O crime que ele foi acusado, devidamente colocado, foi de “automatizar o acesso à informação que ele legalmente só era autorizado acessar manualmente”.

AARON CRIMINOSO

Aaron Swartz foi indiciado pelo governo dos EUA. Foi acusado do download de muitos artigos de revistas acadêmicas a partir da web. O governo alega que o download desses artigos é, na verdade, crime de hacking e deve ser punido com pena de prisão.

Pessoas ligadas à Aaron não podiam acreditar que aquilo pudesse fazer qualquer sentido. Era como prender alguém por ter pegado emprestado muitos livros da biblioteca. Ainda mais estranho era que a suposta vítima, JSTOR, tinha retirado todas as reivindicações contra Aaron, explicando que eles não sofreram nenhuma perda ou dano, e pediu ao governo para não processa-lo. (DEMAND PROGRESS)

James Jacobs, bibliotecário de documentos governamentais da Universidade de Stanford, também denunciou a detenção: “a acusação de Aaron enfraquece a pesquisa acadêmica e os princípios democráticos”, disse Jacobs. “É incrível que o governo tente prender alguém por supostamente pesquisar artigos em uma biblioteca.” (ATLANTIC)

Mesmo que todas as alegações da acusação fossem verdadeiras, o único crime real cometido por Swartz foi invasão de propriedade simples, pelo qual as pessoas são punidas, no máximo, com 30 dias de prisão e uma multa de 100 dólares.
Ninguém sabe ao certo por que os promotores federais decidiram perseguir Swartz de maneira tão vingativa, como se ele tivesse cometido algum crime grave que merecesse muitos anos na prisão e ruína financeira.

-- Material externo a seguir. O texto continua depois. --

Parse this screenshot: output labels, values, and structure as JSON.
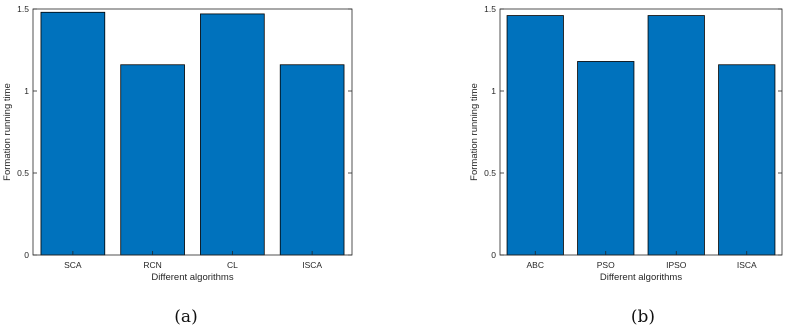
{
  "bar_color": "#0072BD",
  "chart_data": [
    {
      "type": "bar",
      "caption": "(a)",
      "categories": [
        "SCA",
        "RCN",
        "CL",
        "ISCA"
      ],
      "values": [
        1.48,
        1.16,
        1.47,
        1.16
      ],
      "xlabel": "Different algorithms",
      "ylabel": "Formation running time",
      "ylim": [
        0,
        1.5
      ],
      "yticks": [
        "0",
        "0.5",
        "1",
        "1.5"
      ],
      "grid": false
    },
    {
      "type": "bar",
      "caption": "(b)",
      "categories": [
        "ABC",
        "PSO",
        "IPSO",
        "ISCA"
      ],
      "values": [
        1.46,
        1.18,
        1.46,
        1.16
      ],
      "xlabel": "Different algorithms",
      "ylabel": "Formation running time",
      "ylim": [
        0,
        1.5
      ],
      "yticks": [
        "0",
        "0.5",
        "1",
        "1.5"
      ],
      "grid": false
    }
  ]
}
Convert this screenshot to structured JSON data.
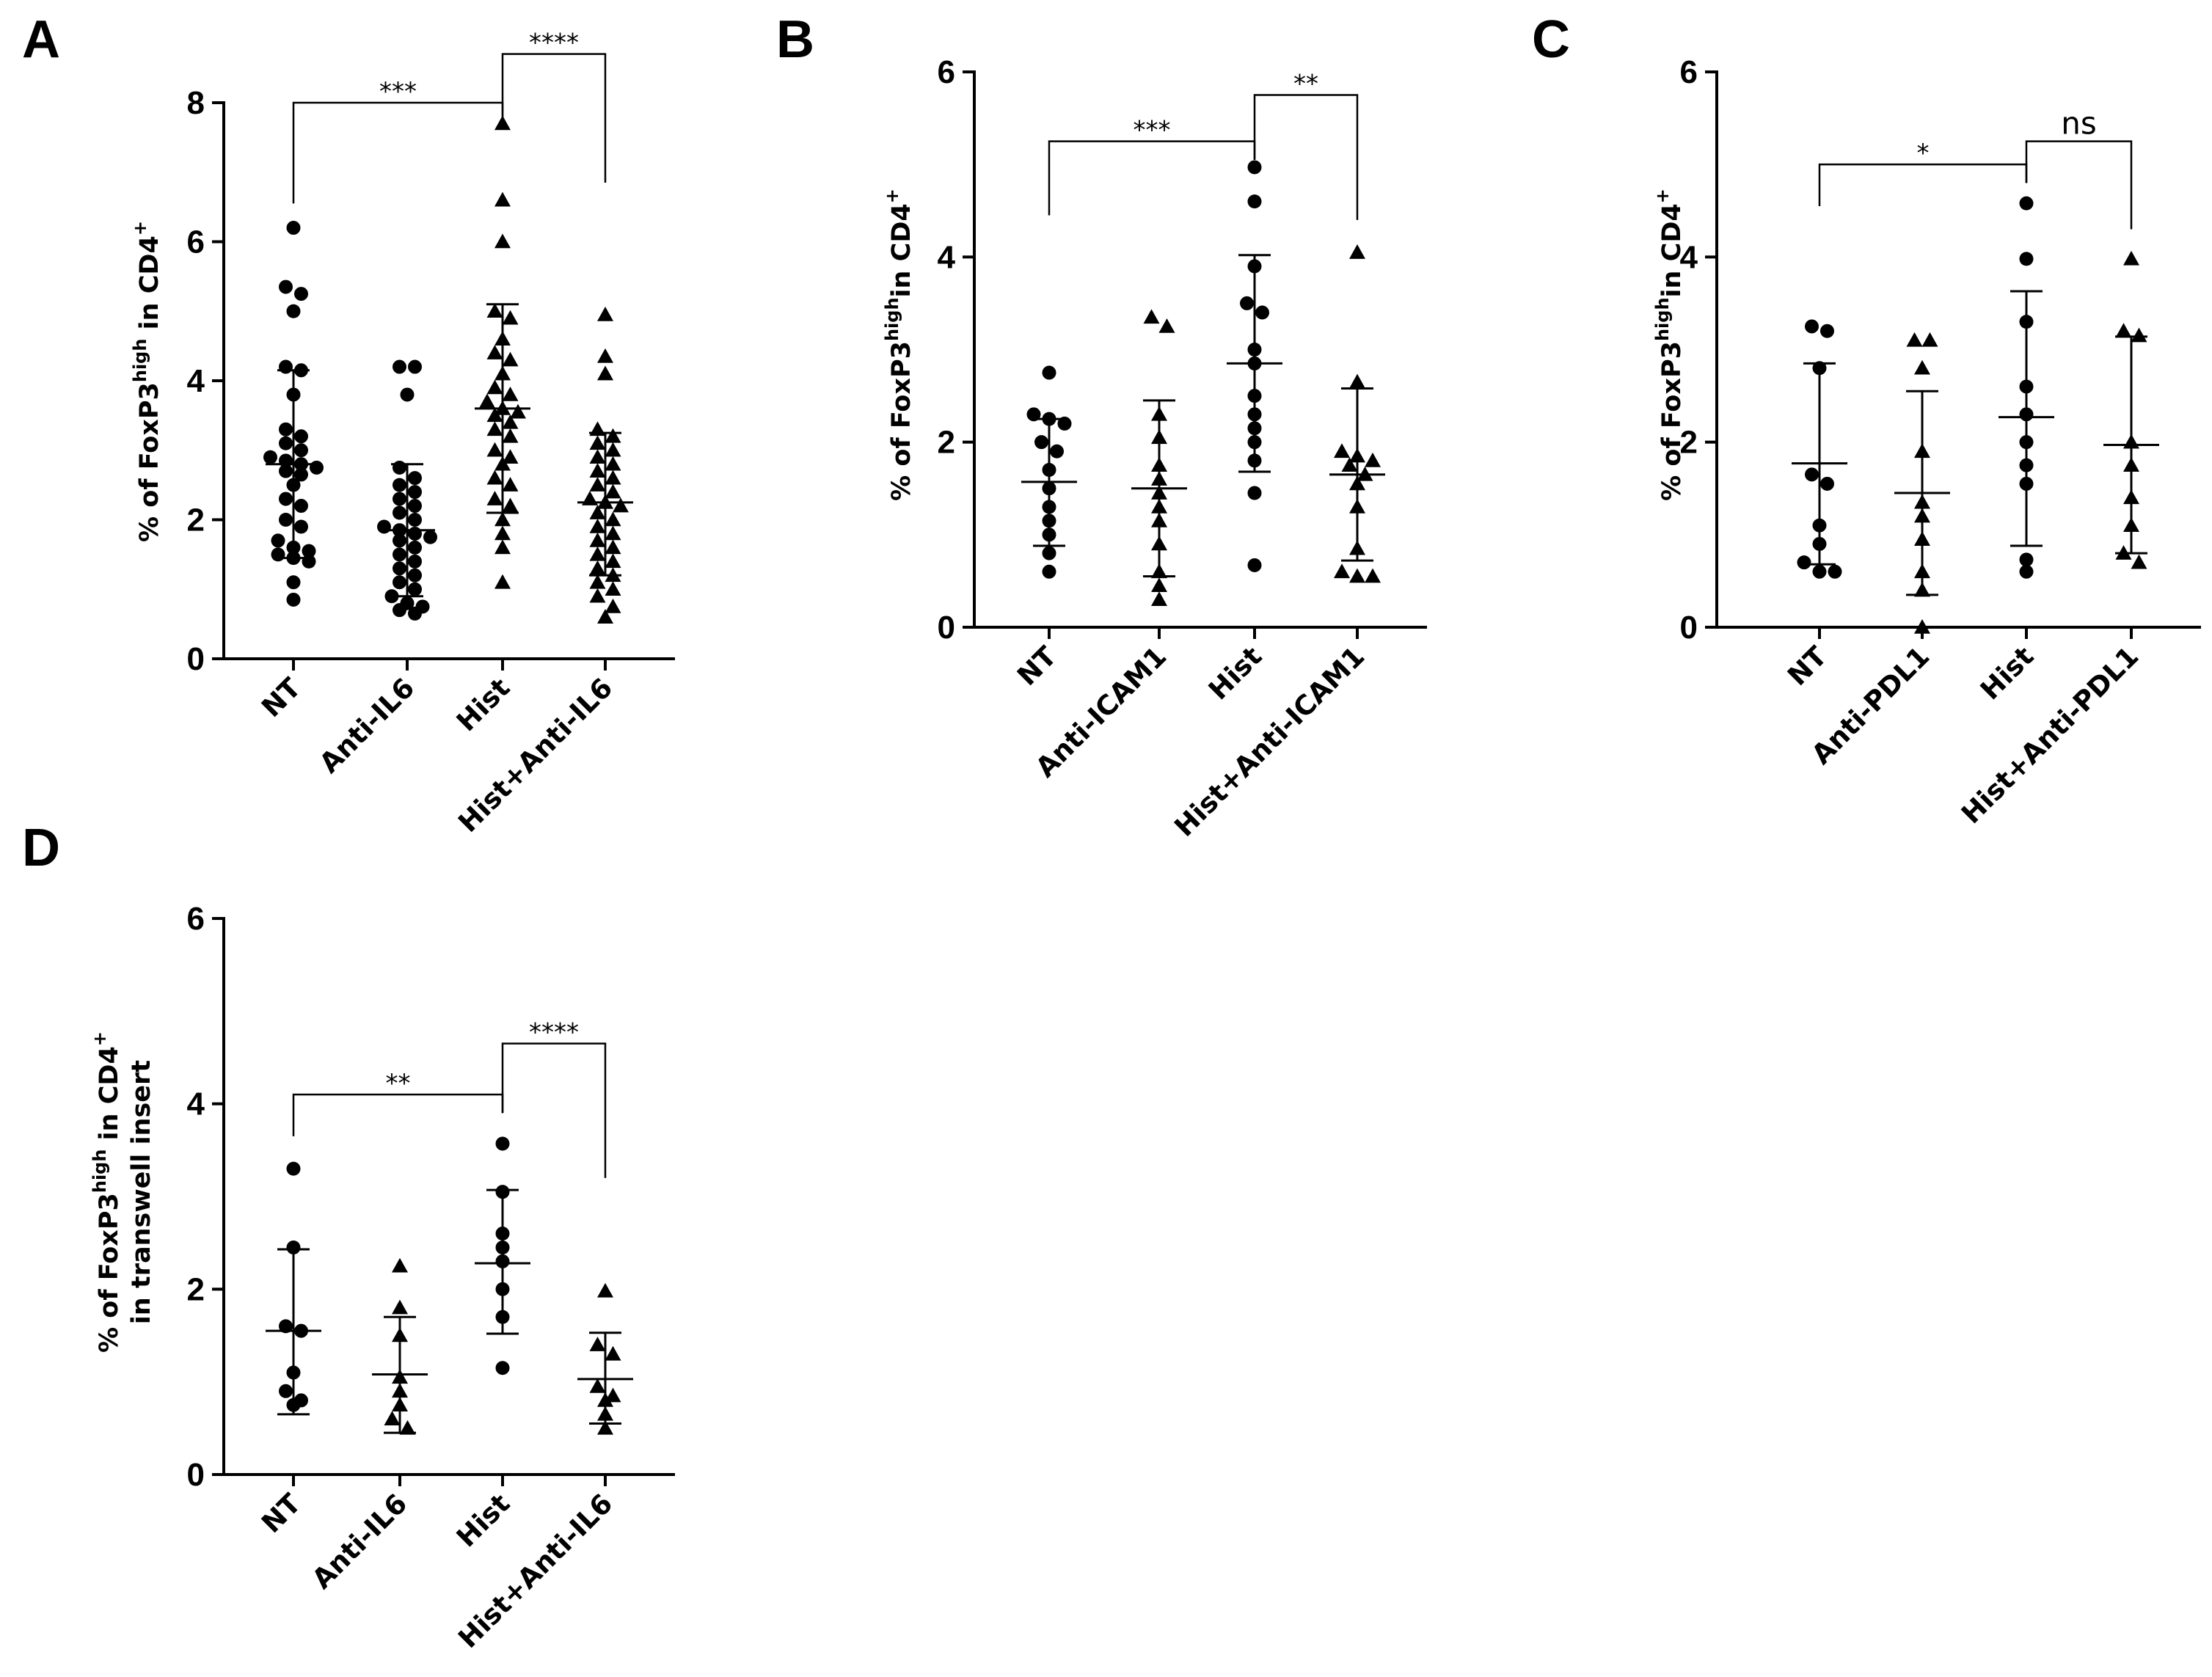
{
  "chart_data": [
    {
      "id": "A",
      "type": "scatter",
      "panel_label": "A",
      "ylabel": {
        "pre": "% of FoxP3",
        "sup1": "high",
        "mid": " in CD4",
        "sup2": "+"
      },
      "ylim": [
        0,
        8
      ],
      "yticks": [
        0,
        2,
        4,
        6,
        8
      ],
      "categories": [
        "NT",
        "Anti-IL6",
        "Hist",
        "Hist+Anti-IL6"
      ],
      "groups": [
        {
          "name": "NT",
          "marker": "circle",
          "mean": 2.8,
          "sd_low": 1.45,
          "sd_high": 4.15,
          "values": [
            6.2,
            5.35,
            5.25,
            5.0,
            4.2,
            4.15,
            3.8,
            3.3,
            3.2,
            3.1,
            3.0,
            2.9,
            2.85,
            2.8,
            2.75,
            2.7,
            2.65,
            2.5,
            2.3,
            2.2,
            2.0,
            1.9,
            1.7,
            1.6,
            1.55,
            1.5,
            1.45,
            1.4,
            1.1,
            0.85
          ]
        },
        {
          "name": "Anti-IL6",
          "marker": "circle",
          "mean": 1.85,
          "sd_low": 0.9,
          "sd_high": 2.8,
          "values": [
            4.2,
            4.2,
            3.8,
            2.75,
            2.6,
            2.5,
            2.4,
            2.3,
            2.2,
            2.1,
            2.0,
            1.9,
            1.85,
            1.8,
            1.75,
            1.7,
            1.6,
            1.5,
            1.4,
            1.3,
            1.2,
            1.1,
            1.0,
            0.9,
            0.8,
            0.75,
            0.7,
            0.65
          ]
        },
        {
          "name": "Hist",
          "marker": "triangle",
          "mean": 3.6,
          "sd_low": 2.1,
          "sd_high": 5.1,
          "values": [
            7.7,
            6.6,
            6.0,
            5.0,
            4.9,
            4.6,
            4.4,
            4.3,
            4.1,
            3.9,
            3.8,
            3.7,
            3.6,
            3.55,
            3.5,
            3.4,
            3.3,
            3.2,
            3.0,
            2.9,
            2.8,
            2.6,
            2.5,
            2.3,
            2.2,
            2.0,
            1.8,
            1.6,
            1.1
          ]
        },
        {
          "name": "Hist+Anti-IL6",
          "marker": "triangle",
          "mean": 2.25,
          "sd_low": 1.2,
          "sd_high": 3.25,
          "values": [
            4.95,
            4.35,
            4.1,
            3.3,
            3.2,
            3.1,
            3.0,
            2.9,
            2.8,
            2.7,
            2.6,
            2.5,
            2.4,
            2.3,
            2.25,
            2.2,
            2.1,
            2.0,
            1.9,
            1.8,
            1.7,
            1.6,
            1.5,
            1.4,
            1.3,
            1.2,
            1.1,
            1.0,
            0.9,
            0.75,
            0.6
          ]
        }
      ],
      "comparisons": [
        {
          "from": 0,
          "to": 2,
          "y": 8.0,
          "label": "***",
          "left_drop": 6.55,
          "right_drop": 7.75
        },
        {
          "from": 2,
          "to": 3,
          "y": 8.7,
          "label": "****",
          "left_drop": 7.75,
          "right_drop": 6.85
        }
      ]
    },
    {
      "id": "B",
      "type": "scatter",
      "panel_label": "B",
      "ylabel": {
        "pre": "% of FoxP3",
        "sup1": "high",
        "mid": "in CD4",
        "sup2": "+"
      },
      "ylim": [
        0,
        6
      ],
      "yticks": [
        0,
        2,
        4,
        6
      ],
      "categories": [
        "NT",
        "Anti-ICAM1",
        "Hist",
        "Hist+Anti-ICAM1"
      ],
      "groups": [
        {
          "name": "NT",
          "marker": "circle",
          "mean": 1.57,
          "sd_low": 0.88,
          "sd_high": 2.25,
          "values": [
            2.75,
            2.3,
            2.25,
            2.2,
            2.0,
            1.9,
            1.7,
            1.5,
            1.3,
            1.15,
            1.0,
            0.8,
            0.6
          ]
        },
        {
          "name": "Anti-ICAM1",
          "marker": "triangle",
          "mean": 1.5,
          "sd_low": 0.55,
          "sd_high": 2.45,
          "values": [
            3.35,
            3.25,
            2.3,
            2.05,
            1.75,
            1.6,
            1.45,
            1.3,
            1.15,
            0.9,
            0.6,
            0.45,
            0.3
          ]
        },
        {
          "name": "Hist",
          "marker": "circle",
          "mean": 2.85,
          "sd_low": 1.68,
          "sd_high": 4.02,
          "values": [
            4.97,
            4.6,
            3.9,
            3.5,
            3.4,
            3.0,
            2.85,
            2.5,
            2.3,
            2.15,
            2.0,
            1.8,
            1.45,
            0.67
          ]
        },
        {
          "name": "Hist+Anti-ICAM1",
          "marker": "triangle",
          "mean": 1.65,
          "sd_low": 0.72,
          "sd_high": 2.58,
          "values": [
            4.05,
            2.65,
            1.9,
            1.85,
            1.8,
            1.75,
            1.65,
            1.55,
            1.3,
            0.85,
            0.6,
            0.55,
            0.55
          ]
        }
      ],
      "comparisons": [
        {
          "from": 0,
          "to": 2,
          "y": 5.25,
          "label": "***",
          "left_drop": 4.45,
          "right_drop": 5.05
        },
        {
          "from": 2,
          "to": 3,
          "y": 5.75,
          "label": "**",
          "left_drop": 5.05,
          "right_drop": 4.4
        }
      ]
    },
    {
      "id": "C",
      "type": "scatter",
      "panel_label": "C",
      "ylabel": {
        "pre": "% of FoxP3",
        "sup1": "high",
        "mid": "in CD4",
        "sup2": "+"
      },
      "ylim": [
        0,
        6
      ],
      "yticks": [
        0,
        2,
        4,
        6
      ],
      "categories": [
        "NT",
        "Anti-PDL1",
        "Hist",
        "Hist+Anti-PDL1"
      ],
      "groups": [
        {
          "name": "NT",
          "marker": "circle",
          "mean": 1.77,
          "sd_low": 0.68,
          "sd_high": 2.85,
          "values": [
            3.25,
            3.2,
            2.8,
            1.65,
            1.55,
            1.1,
            0.9,
            0.7,
            0.6,
            0.6
          ]
        },
        {
          "name": "Anti-PDL1",
          "marker": "triangle",
          "mean": 1.45,
          "sd_low": 0.35,
          "sd_high": 2.55,
          "values": [
            3.1,
            3.1,
            2.8,
            1.9,
            1.35,
            1.2,
            0.95,
            0.6,
            0.4,
            0.0
          ]
        },
        {
          "name": "Hist",
          "marker": "circle",
          "mean": 2.27,
          "sd_low": 0.88,
          "sd_high": 3.63,
          "values": [
            4.58,
            3.98,
            3.3,
            2.6,
            2.3,
            2.0,
            1.75,
            1.55,
            0.73,
            0.6
          ]
        },
        {
          "name": "Hist+Anti-PDL1",
          "marker": "triangle",
          "mean": 1.97,
          "sd_low": 0.8,
          "sd_high": 3.14,
          "values": [
            3.98,
            3.2,
            3.15,
            2.0,
            1.75,
            1.4,
            1.1,
            0.8,
            0.7
          ]
        }
      ],
      "comparisons": [
        {
          "from": 0,
          "to": 2,
          "y": 5.0,
          "label": "*",
          "left_drop": 4.55,
          "right_drop": 4.8
        },
        {
          "from": 2,
          "to": 3,
          "y": 5.25,
          "label": "ns",
          "left_drop": 4.8,
          "right_drop": 4.3
        }
      ]
    },
    {
      "id": "D",
      "type": "scatter",
      "panel_label": "D",
      "ylabel": {
        "pre": "% of FoxP3",
        "sup1": "high",
        "mid": " in CD4",
        "sup2": "+",
        "line2": "in transwell insert"
      },
      "ylim": [
        0,
        6
      ],
      "yticks": [
        0,
        2,
        4,
        6
      ],
      "categories": [
        "NT",
        "Anti-IL6",
        "Hist",
        "Hist+Anti-IL6"
      ],
      "groups": [
        {
          "name": "NT",
          "marker": "circle",
          "mean": 1.55,
          "sd_low": 0.65,
          "sd_high": 2.43,
          "values": [
            3.3,
            2.45,
            1.6,
            1.55,
            1.1,
            0.9,
            0.8,
            0.75
          ]
        },
        {
          "name": "Anti-IL6",
          "marker": "triangle",
          "mean": 1.08,
          "sd_low": 0.45,
          "sd_high": 1.7,
          "values": [
            2.25,
            1.8,
            1.5,
            1.05,
            0.9,
            0.75,
            0.6,
            0.5
          ]
        },
        {
          "name": "Hist",
          "marker": "circle",
          "mean": 2.28,
          "sd_low": 1.52,
          "sd_high": 3.07,
          "values": [
            3.57,
            3.05,
            2.6,
            2.45,
            2.3,
            2.0,
            1.7,
            1.15
          ]
        },
        {
          "name": "Hist+Anti-IL6",
          "marker": "triangle",
          "mean": 1.03,
          "sd_low": 0.55,
          "sd_high": 1.53,
          "values": [
            1.98,
            1.4,
            1.3,
            0.95,
            0.85,
            0.8,
            0.65,
            0.5
          ]
        }
      ],
      "comparisons": [
        {
          "from": 0,
          "to": 2,
          "y": 4.1,
          "label": "**",
          "left_drop": 3.65,
          "right_drop": 3.9
        },
        {
          "from": 2,
          "to": 3,
          "y": 4.65,
          "label": "****",
          "left_drop": 3.9,
          "right_drop": 3.2
        }
      ]
    }
  ]
}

Alguns teorizam que o Departamento de Justiça o odiava por seu ativismo e desobediência civil em série. (GUARDIAN)

Se a JSTOR disse que não se importava, então por que os federais?

O MIT provavelmente só se preocupou porque, se eles disessem que não, os vendedores de bases de dados iriam suspender as bibliotecas das assinaturas – que os pesquisadores, professores e alunos precisam para o trabalho vital de pesquisa. Eles provavelmente não poderiam apoiar ativamente Aaron. (NERAD)

Bom senso diz que você não pode prender alguém por três décadas por download de artigos científicos. Mas o que podia piorar, piorou.

A punição oferecida foi de até 50 anos de prisão federal – mais do que os americanos dão por homicídio múltiplo – e o custo de defesa seria, de acordo com o Ministério Público, de cerca de US $ 1,5 milhão, que a família não possuia.

Eles iriam empobrecer sua família e jogá-lo em uma prisão federal do estilo “arrombe meu cú” para o resto de sua vida por acessar informação que ele estava legalmente autorizado a utilizar, mas tendo feito de modo errado. (SYMBOLSET)

Ele se suicidou para salvar sua família do custo de defendê-lo quando ficou claro que a defesa iria empobrece-lo e não iria salvá-lo. Ele salvou o futuro de sua família quando se tornou claro que seu futuro estava perdido. (SYMBOLSET)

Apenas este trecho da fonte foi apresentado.